Researchers have studied the effect of BMI (body mass index) scores among people aged 20 to 50 on survival in breast and bowel cancer at a later age.
They used data from a study that tracked data from more than half a million people Europe since 1992.
Participants were followed for an average of nine years to see if they had died of breast cancer or bowel cancer.
The study included 1,620 people diagnosed with breast cancer and 1,045 patients with colorectal cancer.
During the follow-up period, 377 breast cancer patients and 509 bowel cancer patients died.
Statistical analysis showed that people with higher BMI levels in early and middle age were more likely to die from breast or bowel cancer compared to cancer patients who had lower BMI.
The researchers found that for every extra point in a person’s BMI, the risk of dying from bowel cancer increased by 6%.
And for each additional BMI point among breast cancer patients the risk of death increased by 4%.
The authors of the article, published in the journal BMC Cancer, wrote: “The cumulative effects of higher BMI levels in early and mid-adulthood (ages 20 to 50) have been associated with poorer survival in patients with breast and colorectal cancer.”

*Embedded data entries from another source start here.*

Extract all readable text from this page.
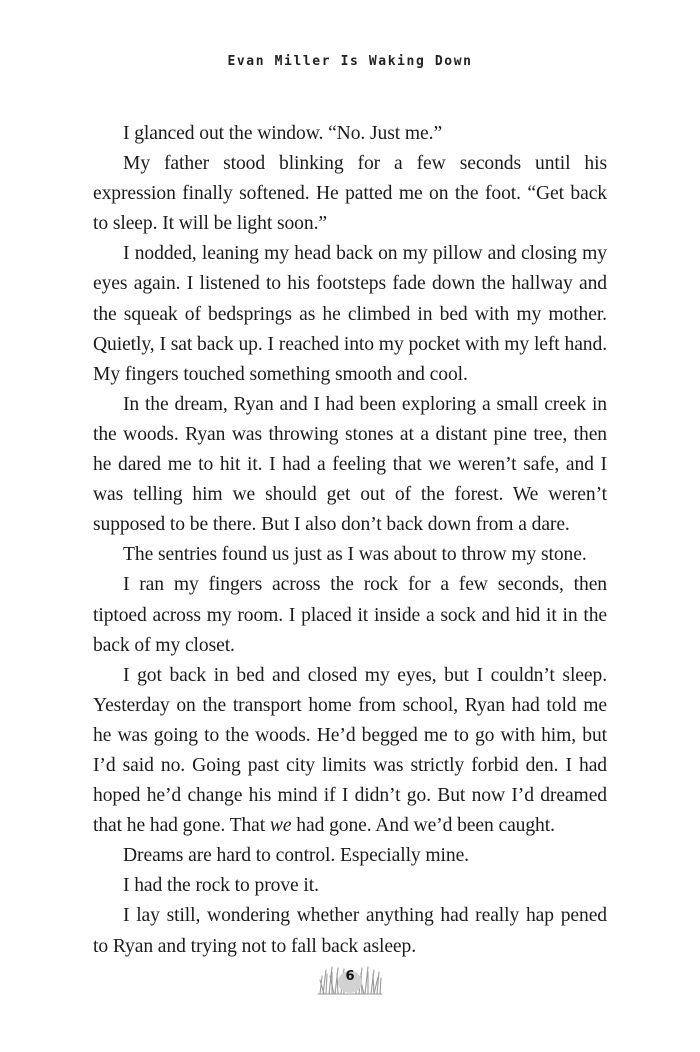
Evan Miller Is Waking Down

I glanced out the window. “No. Just me.”

My father stood blinking for a few seconds until his expression finally softened. He patted me on the foot. “Get back to sleep. It will be light soon.”

I nodded, leaning my head back on my pillow and closing my eyes again. I listened to his footsteps fade down the hallway and the squeak of bedsprings as he climbed in bed with my mother. Quietly, I sat back up. I reached into my pocket with my left hand. My fingers touched something smooth and cool.

In the dream, Ryan and I had been exploring a small creek in the woods. Ryan was throwing stones at a distant pine tree, then he dared me to hit it. I had a feeling that we weren’t safe, and I was telling him we should get out of the forest. We weren’t supposed to be there. But I also don’t back down from a dare.

The sentries found us just as I was about to throw my stone.

I ran my fingers across the rock for a few seconds, then tiptoed across my room. I placed it inside a sock and hid it in the back of my closet.

I got back in bed and closed my eyes, but I couldn’t sleep. Yesterday on the transport home from school, Ryan had told me he was going to the woods. He’d begged me to go with him, but I’d said no. Going past city limits was strictly forbid den. I had hoped he’d change his mind if I didn’t go. But now I’d dreamed that he had gone. That we had gone. And we’d been caught.

Dreams are hard to control. Especially mine.

I had the rock to prove it.

I lay still, wondering whether anything had really hap pened to Ryan and trying not to fall back asleep.

6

The World Cancer Research Foundation, which partially funded the study, said the importance of maintaining a healthy weight “cannot be overestimated.”
Dr Panagiota Mitru, director of research and innovation at the World Cancer Research Foundation, said: “In addition to the wealth of research on the two common forms of cancer, this study shows that exposure to higher body weight in early and middle age plays an important role. involved in cancer prognosis.
“We know that maintaining a healthy weight throughout life is not always easy, but the importance of it cannot be overstated.”